Growing Food Forward withdraws request for $10,000

Ryan Hoffman

Growing Food Forward withdrew its application for $10,000 — a significant amount of money based on the nonprofit’s income projections — in Garfield County grant money following executive director Kim Wille’s suspension over financial concerns from the organization’s board.

Wille was scheduled to appear before Garfield County commissioners April 6 to make the case for a $10,000 discretionary grant for new programming costs, according to the grant application.

The organization removed the request after Wille was suspended, said Timothy Stolley, Growing Food Forward treasurer.

Reached by phone, Wille said she had been legally advised not to comment and declined to answer questions.

Wille allegedly deposited grant checks into accounts not authorized by the board, and wrote checks to herself for cash, according to Facebook posts by Anita Sherman, Growing Food Forward vice president. The organization has asked the district attorney for a criminal investigation.

“We have too many unknowns at the moment for us to make the presentation with the county commissioners,” Stolley said.

The requested funding is a significant amount of money for Growing Food Forward, which relies on donations and grants as a registered 501(c)(3) tax-exempt charitable corporation.

The organization projected total revenue of $58,000 in 2014, according to its application for 501(c)(3) status. That same document projects increased revenue of $62,000 in 2015 and $70,000 in 2016.

While the current situation is a “setback at an unfortunate time of year,” Stolley said the group intends to move forward.

“We’re not going to shy away from seeking further funding from anybody,” he said. “It’s just we had to pause, take a breath, reorganize, get information together and … basically we had to start new, start fresh. And we’ve identified the projects that we know we can take on and complete with hopefully exceptional results, and those are the projects we’re going to be pushing to get funding for.”

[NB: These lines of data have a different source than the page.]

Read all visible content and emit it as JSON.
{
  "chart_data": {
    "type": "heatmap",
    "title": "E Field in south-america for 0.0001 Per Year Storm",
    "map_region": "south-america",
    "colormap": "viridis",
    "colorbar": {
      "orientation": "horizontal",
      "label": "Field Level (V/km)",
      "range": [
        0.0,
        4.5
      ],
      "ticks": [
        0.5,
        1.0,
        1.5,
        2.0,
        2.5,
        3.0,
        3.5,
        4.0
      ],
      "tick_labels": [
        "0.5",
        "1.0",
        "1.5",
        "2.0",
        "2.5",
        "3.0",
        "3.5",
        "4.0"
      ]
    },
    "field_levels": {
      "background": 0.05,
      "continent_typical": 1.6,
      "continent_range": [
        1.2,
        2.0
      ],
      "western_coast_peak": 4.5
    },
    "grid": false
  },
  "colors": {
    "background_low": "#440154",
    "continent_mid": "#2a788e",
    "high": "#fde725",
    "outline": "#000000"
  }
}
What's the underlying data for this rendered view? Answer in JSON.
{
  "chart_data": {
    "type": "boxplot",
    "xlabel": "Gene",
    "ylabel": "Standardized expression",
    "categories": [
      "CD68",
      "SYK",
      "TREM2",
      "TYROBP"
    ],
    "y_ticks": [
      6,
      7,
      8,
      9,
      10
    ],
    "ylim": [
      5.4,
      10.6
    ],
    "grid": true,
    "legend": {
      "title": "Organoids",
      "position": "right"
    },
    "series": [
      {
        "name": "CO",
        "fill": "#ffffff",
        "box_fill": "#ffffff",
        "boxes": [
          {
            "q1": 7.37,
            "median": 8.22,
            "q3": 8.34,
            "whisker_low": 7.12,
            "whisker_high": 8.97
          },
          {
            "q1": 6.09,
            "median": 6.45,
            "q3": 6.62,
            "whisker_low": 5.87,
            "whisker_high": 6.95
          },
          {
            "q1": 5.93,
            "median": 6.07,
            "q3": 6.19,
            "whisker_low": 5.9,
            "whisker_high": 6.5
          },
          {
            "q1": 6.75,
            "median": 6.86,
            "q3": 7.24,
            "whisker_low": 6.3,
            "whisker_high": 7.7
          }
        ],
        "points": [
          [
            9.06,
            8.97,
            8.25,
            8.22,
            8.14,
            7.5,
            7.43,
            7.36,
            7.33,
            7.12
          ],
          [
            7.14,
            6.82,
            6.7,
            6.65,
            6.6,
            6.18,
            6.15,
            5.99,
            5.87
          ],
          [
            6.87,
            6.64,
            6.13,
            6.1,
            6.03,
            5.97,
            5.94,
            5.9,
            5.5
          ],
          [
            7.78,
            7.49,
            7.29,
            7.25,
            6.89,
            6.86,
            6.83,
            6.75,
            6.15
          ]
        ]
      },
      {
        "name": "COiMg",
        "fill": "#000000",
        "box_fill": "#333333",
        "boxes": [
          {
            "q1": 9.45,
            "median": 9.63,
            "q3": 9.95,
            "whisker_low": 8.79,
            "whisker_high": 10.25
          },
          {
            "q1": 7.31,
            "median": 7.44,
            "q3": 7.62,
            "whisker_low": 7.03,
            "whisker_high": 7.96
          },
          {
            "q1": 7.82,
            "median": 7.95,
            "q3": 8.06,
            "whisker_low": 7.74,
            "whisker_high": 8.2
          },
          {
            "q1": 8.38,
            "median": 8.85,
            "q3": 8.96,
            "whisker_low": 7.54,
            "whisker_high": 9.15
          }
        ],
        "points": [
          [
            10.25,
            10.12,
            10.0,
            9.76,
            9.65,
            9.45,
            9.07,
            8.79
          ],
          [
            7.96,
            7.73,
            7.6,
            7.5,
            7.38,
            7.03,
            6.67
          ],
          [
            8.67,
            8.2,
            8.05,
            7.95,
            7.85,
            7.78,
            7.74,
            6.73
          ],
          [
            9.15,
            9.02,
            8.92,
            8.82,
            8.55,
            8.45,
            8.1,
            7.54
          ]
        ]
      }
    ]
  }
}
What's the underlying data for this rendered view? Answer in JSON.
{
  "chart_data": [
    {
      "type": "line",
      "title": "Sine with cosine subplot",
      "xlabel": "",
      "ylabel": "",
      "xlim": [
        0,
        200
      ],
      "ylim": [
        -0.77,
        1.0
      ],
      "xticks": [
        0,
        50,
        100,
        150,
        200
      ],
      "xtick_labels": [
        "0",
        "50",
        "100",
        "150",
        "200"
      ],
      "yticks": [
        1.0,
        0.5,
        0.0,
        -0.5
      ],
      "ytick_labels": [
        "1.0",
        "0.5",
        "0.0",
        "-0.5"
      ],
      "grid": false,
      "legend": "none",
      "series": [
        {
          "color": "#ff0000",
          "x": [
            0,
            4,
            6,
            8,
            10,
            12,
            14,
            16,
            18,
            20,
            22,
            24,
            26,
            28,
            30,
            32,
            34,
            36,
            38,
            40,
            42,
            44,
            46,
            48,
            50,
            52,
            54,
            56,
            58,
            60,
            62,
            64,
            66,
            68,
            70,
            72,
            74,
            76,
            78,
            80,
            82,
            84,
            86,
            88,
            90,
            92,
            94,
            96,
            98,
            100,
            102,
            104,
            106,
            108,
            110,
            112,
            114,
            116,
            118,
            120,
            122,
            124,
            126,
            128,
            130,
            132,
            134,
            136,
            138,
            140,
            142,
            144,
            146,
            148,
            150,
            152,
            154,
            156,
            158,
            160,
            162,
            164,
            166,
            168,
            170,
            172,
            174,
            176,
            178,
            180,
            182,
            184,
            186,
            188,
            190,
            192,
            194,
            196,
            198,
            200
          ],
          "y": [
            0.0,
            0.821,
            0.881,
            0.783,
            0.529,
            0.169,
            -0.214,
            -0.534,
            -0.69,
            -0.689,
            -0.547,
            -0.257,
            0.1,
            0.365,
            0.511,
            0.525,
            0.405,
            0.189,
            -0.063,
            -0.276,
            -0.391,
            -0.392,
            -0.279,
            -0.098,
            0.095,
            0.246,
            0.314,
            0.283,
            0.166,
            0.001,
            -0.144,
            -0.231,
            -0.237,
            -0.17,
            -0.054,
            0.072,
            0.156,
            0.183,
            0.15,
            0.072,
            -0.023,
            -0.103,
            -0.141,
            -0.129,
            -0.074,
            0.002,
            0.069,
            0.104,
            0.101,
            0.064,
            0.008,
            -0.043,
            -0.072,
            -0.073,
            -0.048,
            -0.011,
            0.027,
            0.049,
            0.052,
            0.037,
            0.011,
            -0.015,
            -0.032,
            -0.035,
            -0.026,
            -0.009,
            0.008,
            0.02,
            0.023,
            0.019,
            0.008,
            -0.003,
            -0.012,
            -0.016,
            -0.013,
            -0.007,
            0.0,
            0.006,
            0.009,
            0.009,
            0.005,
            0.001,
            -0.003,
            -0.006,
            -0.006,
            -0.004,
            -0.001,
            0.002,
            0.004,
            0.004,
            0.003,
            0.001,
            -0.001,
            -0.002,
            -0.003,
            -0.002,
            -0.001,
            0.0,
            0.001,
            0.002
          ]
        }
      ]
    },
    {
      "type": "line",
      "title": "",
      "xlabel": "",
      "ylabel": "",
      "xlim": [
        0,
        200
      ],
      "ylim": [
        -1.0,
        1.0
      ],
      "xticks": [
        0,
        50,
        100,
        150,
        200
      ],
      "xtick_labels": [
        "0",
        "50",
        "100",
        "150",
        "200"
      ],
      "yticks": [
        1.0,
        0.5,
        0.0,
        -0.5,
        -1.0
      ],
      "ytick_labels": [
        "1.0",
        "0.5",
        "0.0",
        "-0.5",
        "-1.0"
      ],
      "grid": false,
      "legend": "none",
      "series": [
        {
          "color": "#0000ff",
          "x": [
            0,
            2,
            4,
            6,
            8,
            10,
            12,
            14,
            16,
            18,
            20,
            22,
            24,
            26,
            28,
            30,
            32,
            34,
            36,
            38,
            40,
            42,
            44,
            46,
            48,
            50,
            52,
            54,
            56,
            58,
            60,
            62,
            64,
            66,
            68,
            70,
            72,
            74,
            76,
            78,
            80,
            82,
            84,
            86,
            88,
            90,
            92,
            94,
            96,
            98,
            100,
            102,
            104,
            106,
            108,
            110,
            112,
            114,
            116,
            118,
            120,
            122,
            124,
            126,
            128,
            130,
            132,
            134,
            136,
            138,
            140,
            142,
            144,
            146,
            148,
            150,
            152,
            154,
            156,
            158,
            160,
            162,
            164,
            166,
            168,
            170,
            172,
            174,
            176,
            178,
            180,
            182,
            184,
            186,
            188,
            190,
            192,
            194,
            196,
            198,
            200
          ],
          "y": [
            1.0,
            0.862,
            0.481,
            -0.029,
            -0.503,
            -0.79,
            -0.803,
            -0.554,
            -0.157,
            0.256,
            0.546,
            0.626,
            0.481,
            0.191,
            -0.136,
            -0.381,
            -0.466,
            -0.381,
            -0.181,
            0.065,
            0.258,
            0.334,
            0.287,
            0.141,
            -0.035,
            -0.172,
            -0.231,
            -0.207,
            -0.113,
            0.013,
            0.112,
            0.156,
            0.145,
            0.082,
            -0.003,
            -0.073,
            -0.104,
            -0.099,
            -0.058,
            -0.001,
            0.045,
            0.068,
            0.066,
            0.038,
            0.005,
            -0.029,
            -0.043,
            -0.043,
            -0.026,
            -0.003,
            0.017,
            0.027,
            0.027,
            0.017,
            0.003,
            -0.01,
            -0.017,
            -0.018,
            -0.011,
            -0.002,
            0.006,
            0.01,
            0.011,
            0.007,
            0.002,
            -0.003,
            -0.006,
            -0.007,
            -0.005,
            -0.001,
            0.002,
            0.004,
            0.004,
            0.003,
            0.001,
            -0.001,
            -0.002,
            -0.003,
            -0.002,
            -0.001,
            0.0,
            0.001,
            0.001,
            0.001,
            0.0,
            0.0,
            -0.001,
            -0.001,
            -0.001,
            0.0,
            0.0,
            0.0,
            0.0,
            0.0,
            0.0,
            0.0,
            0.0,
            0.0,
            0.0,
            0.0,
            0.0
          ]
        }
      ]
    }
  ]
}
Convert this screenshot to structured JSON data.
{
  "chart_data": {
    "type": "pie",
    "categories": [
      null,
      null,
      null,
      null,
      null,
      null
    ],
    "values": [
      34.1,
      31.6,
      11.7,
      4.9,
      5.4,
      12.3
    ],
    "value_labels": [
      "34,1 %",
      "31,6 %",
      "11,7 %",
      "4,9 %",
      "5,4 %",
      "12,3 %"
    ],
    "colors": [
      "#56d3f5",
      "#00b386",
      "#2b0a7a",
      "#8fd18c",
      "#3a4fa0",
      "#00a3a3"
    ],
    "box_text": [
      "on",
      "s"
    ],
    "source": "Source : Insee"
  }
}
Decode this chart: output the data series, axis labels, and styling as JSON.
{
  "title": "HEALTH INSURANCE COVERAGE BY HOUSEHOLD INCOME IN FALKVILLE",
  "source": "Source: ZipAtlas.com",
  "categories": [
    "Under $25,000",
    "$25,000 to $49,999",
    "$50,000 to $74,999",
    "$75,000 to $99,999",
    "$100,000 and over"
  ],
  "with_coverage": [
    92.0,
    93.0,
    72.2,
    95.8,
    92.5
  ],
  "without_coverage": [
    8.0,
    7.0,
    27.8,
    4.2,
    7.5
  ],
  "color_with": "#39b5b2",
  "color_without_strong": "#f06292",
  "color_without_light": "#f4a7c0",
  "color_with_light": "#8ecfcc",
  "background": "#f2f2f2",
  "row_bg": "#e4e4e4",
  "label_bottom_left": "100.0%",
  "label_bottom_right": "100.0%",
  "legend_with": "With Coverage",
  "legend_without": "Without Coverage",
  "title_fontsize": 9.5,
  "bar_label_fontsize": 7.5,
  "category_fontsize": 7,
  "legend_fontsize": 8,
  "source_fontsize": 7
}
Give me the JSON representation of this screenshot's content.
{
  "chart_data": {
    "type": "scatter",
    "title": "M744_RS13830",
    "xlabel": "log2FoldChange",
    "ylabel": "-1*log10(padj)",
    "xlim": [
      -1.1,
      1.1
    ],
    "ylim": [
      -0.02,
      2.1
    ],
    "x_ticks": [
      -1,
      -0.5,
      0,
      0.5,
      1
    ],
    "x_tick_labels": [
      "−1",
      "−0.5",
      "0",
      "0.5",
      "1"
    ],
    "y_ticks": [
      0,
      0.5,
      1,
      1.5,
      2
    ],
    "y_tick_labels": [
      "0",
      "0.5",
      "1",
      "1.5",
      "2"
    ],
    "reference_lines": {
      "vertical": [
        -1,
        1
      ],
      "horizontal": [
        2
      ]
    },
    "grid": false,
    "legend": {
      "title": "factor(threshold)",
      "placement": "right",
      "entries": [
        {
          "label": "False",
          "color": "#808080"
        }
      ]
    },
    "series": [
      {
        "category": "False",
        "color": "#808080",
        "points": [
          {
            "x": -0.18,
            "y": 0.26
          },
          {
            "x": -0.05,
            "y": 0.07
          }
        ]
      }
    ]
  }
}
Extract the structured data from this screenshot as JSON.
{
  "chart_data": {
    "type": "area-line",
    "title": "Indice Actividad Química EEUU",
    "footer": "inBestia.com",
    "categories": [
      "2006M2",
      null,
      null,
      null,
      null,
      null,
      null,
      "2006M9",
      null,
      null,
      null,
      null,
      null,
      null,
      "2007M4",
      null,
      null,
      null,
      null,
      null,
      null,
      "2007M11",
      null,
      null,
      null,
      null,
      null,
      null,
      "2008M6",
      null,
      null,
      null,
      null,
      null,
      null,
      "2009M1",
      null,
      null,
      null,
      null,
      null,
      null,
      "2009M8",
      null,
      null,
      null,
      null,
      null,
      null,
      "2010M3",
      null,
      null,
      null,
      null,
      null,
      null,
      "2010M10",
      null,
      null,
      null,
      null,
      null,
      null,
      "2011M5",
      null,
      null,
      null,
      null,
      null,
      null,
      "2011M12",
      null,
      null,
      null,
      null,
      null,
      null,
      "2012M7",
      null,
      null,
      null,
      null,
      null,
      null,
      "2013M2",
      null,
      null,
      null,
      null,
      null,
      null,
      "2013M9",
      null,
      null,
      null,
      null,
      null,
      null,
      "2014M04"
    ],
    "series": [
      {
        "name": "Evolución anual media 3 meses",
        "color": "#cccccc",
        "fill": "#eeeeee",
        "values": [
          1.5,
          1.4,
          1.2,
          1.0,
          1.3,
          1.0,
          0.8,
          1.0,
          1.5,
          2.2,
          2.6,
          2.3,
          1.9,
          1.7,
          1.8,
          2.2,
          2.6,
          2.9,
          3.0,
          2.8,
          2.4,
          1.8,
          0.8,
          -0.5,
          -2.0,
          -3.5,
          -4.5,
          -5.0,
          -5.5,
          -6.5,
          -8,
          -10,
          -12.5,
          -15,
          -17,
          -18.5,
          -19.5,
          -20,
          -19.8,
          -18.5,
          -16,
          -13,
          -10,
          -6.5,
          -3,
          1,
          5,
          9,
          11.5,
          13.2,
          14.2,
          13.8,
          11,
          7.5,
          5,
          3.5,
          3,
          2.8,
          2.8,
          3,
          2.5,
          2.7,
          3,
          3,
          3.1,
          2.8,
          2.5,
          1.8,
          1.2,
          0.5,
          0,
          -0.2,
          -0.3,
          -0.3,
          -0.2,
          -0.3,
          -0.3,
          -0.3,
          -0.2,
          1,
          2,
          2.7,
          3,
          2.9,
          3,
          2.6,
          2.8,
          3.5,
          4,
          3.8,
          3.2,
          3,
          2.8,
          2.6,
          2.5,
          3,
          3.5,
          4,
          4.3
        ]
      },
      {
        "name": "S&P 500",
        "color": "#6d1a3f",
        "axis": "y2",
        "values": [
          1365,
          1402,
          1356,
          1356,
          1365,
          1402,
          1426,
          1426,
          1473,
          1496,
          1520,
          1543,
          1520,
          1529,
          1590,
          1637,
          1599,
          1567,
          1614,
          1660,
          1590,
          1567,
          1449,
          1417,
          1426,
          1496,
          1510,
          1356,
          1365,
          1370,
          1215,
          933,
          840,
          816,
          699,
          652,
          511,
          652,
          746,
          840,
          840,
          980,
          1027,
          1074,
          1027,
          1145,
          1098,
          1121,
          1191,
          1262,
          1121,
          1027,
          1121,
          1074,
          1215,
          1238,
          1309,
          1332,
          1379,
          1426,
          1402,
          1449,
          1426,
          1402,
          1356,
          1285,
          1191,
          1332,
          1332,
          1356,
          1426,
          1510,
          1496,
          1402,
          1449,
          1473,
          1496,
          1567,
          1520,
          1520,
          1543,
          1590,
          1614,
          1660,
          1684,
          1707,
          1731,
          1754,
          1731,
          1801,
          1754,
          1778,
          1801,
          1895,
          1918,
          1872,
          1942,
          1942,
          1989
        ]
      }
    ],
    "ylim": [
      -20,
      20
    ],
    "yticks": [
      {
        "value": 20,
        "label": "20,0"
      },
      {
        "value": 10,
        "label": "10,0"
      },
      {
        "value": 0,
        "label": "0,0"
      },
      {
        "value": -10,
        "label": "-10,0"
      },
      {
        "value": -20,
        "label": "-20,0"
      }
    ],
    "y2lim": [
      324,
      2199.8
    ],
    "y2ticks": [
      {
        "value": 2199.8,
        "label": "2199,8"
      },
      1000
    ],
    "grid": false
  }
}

Growing Food Forward recently received a $5,000 grant from LiveWell Garfield County to cover capital expenses for gardens and countywide workshops. The grant requires organizations to submit project budgets before being considered for funding, as well as biannual spending reports after the grant is awarded, said Dana Wood, Garfield County LiveWell director.

Since Growing Food Forward requested the $10,000 grant through the commissioners’ discretionary fund, it — like any other group that meets the requirements — could approach the county in the future, said county manager Andrew Gorgey.

While Stolley said the organization does plan on approaching the county for potential grant funding once it gets its “ducks in a row,” time could be an issue. Commissioners already approved $152,500 of the $250,000 budgeted for the discretionary fund in 2015 — leaving $97,500 for the remainder of the fiscal year, according to county documents.

Based on data from previous years, the commissioners typically refrain from spending all the money in the discretionary fund, Gorgey said.

Wille, acting as executive director, successfully requested a $10,000 grant from the county at the Nov. 3, 2014, commissioners meeting, where commissioners commended the work of Wille and Growing Food Forward.

The organization has strong affiliations in the Roaring Fork and Colorado river valleys. With volunteer help, it distributes non-GMO heirloom seeds, tends numerous gardens, and delivers food to clients, pantries and distribution points. It has seed libraries at the Garfield County libraries and offers a range of classes.

If Growing Food Forward does approach the county for grant money it would likely be a first, considering the circumstances, Gorgey said.

“With this specific example there are allegations and there are many ways that particular case could play out,” Gorgey said, adding that it is necessary to let the criminal process — to the extent there is one — run its course.

While the commissioners would ultimately make a decision, Gorgey said he “would not necessarily disqualify one organization because of one alleged bad actor.”

Growing Food Forward is still waiting for the district attorney office’s to provide its findings. Stolley said he does not believe the issue will have a long-lasting impact on the organization’s ability to raise money.

“I don’t believe there’s going to be a significant impact,” he said. “We’re prepared to answer any questions that anybody could ask about it.”